Originally posted by M O L8ingN2dust
okay, supposedly this program is "installed" on my machine. I have been told to use the "install new software" icon in the configure your computer section. Well clicking on that does the exact same thing as it did before I installed easy urpmi. It prompts to look for uninstalled mandrake packages and pulls a bunch of them up. I don't want to install any mandrake packages. I want to install museek (the soul seek client for linux) and it's dependencies, I want to install yahoo messenger, and I want to install kerio personal firewall. These are all things I downloaded on my own. You can't get them off a linux distro disc. Most of the software I want to install, you can't get off a linux distro, so I am hoping maybe these rpm's will do more then just install software off the disc. Maybe easy URPMI is NOT installed on here for some reason. I followed all the instructions on the webpage for it to install though, and seeming =ly it worked. I just have noticed no difference whatsover in my machine after installation, nor can I find it with nautilus. If that program is really this useless, then I prefer to figure out how to use ark to install, and just do more work... Then again, like I said, maybe I am doing something wrong, and am not using the program correctly, or just haven't found it yet...

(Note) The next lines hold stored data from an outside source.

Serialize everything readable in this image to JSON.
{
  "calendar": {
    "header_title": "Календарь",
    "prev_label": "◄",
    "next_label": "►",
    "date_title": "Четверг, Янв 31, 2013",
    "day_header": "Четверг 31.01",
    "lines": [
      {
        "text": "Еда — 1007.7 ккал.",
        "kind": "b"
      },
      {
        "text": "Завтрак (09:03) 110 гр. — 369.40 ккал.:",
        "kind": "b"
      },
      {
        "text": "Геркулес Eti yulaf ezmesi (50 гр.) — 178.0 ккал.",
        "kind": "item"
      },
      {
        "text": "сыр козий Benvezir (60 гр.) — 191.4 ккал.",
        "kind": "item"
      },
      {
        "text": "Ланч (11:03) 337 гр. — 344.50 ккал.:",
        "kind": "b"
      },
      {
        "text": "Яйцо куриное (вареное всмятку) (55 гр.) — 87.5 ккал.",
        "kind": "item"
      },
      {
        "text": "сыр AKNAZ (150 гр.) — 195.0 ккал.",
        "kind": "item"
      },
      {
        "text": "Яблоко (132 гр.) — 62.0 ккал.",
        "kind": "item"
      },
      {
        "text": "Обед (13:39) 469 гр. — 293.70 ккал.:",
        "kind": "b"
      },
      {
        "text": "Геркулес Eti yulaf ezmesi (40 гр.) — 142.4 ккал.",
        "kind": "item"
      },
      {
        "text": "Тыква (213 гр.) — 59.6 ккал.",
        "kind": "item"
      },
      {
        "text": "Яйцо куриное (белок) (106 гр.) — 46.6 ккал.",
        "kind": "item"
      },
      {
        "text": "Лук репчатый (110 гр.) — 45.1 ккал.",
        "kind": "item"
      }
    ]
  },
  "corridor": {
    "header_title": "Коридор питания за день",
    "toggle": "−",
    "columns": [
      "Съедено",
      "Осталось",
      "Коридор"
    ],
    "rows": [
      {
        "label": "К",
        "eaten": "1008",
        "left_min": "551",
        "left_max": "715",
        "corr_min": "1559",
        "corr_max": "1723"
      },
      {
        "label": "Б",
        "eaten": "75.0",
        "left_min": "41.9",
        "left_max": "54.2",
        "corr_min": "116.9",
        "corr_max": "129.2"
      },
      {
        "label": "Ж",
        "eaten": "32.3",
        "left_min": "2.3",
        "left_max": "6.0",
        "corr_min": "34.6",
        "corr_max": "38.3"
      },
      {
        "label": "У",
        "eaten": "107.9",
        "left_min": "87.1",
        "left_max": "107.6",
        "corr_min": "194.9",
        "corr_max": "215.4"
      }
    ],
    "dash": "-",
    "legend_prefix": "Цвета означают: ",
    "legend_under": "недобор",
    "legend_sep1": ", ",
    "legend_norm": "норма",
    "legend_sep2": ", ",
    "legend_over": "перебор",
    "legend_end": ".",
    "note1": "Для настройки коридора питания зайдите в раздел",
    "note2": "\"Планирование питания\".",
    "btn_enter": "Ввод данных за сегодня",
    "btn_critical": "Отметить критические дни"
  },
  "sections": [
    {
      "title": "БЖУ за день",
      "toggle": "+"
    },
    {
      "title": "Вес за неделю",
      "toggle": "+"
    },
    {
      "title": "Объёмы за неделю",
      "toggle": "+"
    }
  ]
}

URPMI is the mandrake version of the RPM system, the bonus of URPMI is that for mandrakised RPM's it should (in theory - If I understood how it works for the 2 1/2 years that I ran mandrake) check and install any dependancies.
Easy UPRMI is a website. That allows you to set up the sources that you want to use with URPMI. I always made sure that I had a source for everything that was available. It works in a nice easy graphic way, i.e. you tick the boxes for the sources you want, then you use the dropdowns to select the source location nearest to you (well probably the nearest geographical one, as the theory is that it would be the fastest connection).

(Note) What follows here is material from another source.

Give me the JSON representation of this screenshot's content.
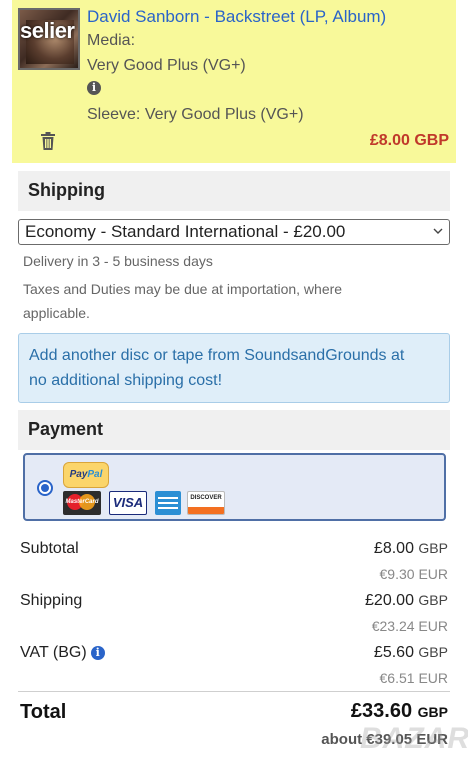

After following all three stages you end up with some command line text/instructions that you just cut and paste into a terminal/konsole (yes you'd usually have to be root).

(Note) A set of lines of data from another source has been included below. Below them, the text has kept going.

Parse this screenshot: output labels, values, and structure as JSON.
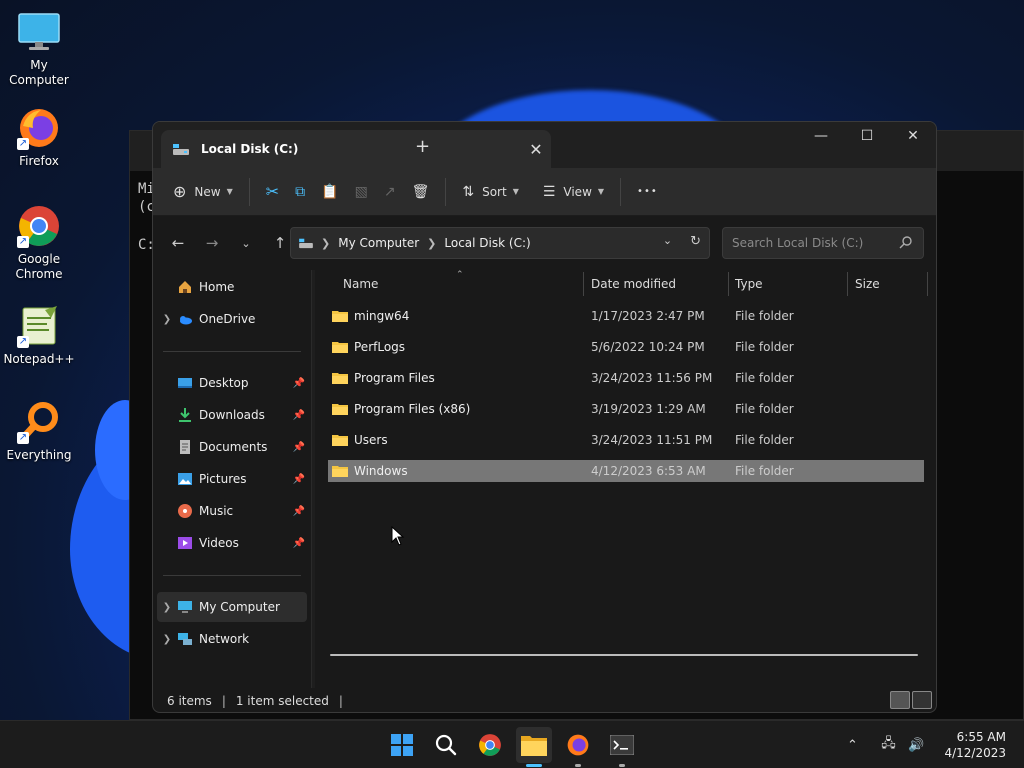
{
  "desktop": {
    "icons": [
      {
        "label": "My Computer",
        "icon": "monitor-icon"
      },
      {
        "label": "Firefox",
        "icon": "firefox-icon"
      },
      {
        "label": "Google Chrome",
        "icon": "chrome-icon"
      },
      {
        "label": "Notepad++",
        "icon": "notepadpp-icon"
      },
      {
        "label": "Everything",
        "icon": "search-magnifier-icon"
      }
    ]
  },
  "terminal": {
    "line1": "Mi",
    "line2": "(c",
    "line3": "C:"
  },
  "explorer": {
    "tab_title": "Local Disk (C:)",
    "new_tab_label": "+",
    "toolbar": {
      "new_label": "New",
      "sort_label": "Sort",
      "view_label": "View",
      "more_label": "•••"
    },
    "address": {
      "crumbs": [
        "My Computer",
        "Local Disk (C:)"
      ]
    },
    "search": {
      "placeholder": "Search Local Disk (C:)"
    },
    "sidebar": {
      "home": "Home",
      "onedrive": "OneDrive",
      "desktop": "Desktop",
      "downloads": "Downloads",
      "documents": "Documents",
      "pictures": "Pictures",
      "music": "Music",
      "videos": "Videos",
      "my_computer": "My Computer",
      "network": "Network"
    },
    "columns": {
      "name": "Name",
      "date": "Date modified",
      "type": "Type",
      "size": "Size"
    },
    "files": [
      {
        "name": "mingw64",
        "date": "1/17/2023 2:47 PM",
        "type": "File folder",
        "selected": false
      },
      {
        "name": "PerfLogs",
        "date": "5/6/2022 10:24 PM",
        "type": "File folder",
        "selected": false
      },
      {
        "name": "Program Files",
        "date": "3/24/2023 11:56 PM",
        "type": "File folder",
        "selected": false
      },
      {
        "name": "Program Files (x86)",
        "date": "3/19/2023 1:29 AM",
        "type": "File folder",
        "selected": false
      },
      {
        "name": "Users",
        "date": "3/24/2023 11:51 PM",
        "type": "File folder",
        "selected": false
      },
      {
        "name": "Windows",
        "date": "4/12/2023 6:53 AM",
        "type": "File folder",
        "selected": true
      }
    ],
    "status": {
      "count": "6 items",
      "selection": "1 item selected"
    }
  },
  "taskbar": {
    "clock_time": "6:55 AM",
    "clock_date": "4/12/2023"
  },
  "colors": {
    "folder": "#f4c542",
    "accent": "#4cc2ff",
    "selection": "#777777"
  }
}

The text/instruction then just updates your sources/files as to what packages are available for installation, if you uninstall something it will just cross reference what you've got in the system and what's available. So that when you start checking boxes you get the correct stuff.
The only thing that I ever noticed was that I always made sure that I had a "PLF" source, as the plf people often have more up to date packages available - but if you select either a plf or mandrake package then it will normally want to install the dependencies for whosever package you selected in the first place.
Oh and it only works correctly with "mandrakised" RPM's i.e. RPM packages optimised for mandrake, if you tried a SuSE rpm or a fedora/redhat rpm, you will invariably get dependency conflicts. It's one of the reasons that I changed to gentoo (though the same would apply for debian), the package manager does do the full dependency check - if you feel that the RPM's for the stuff you downloaded are a little obscure or you could only find them as tar.gz, then maybe you should either look into a debian based distro or see if you can install "apt4rpm" and try to get the stuff that way. You may still have probs with apt4rpm, but if you, say installed Ubuntu or Knoppix and then changed the apt-sources to reflect "proper" debian sources, then there's not much you won't be able to install with just an "apt-get install whatever" command - debian has in excess of 10k packages available.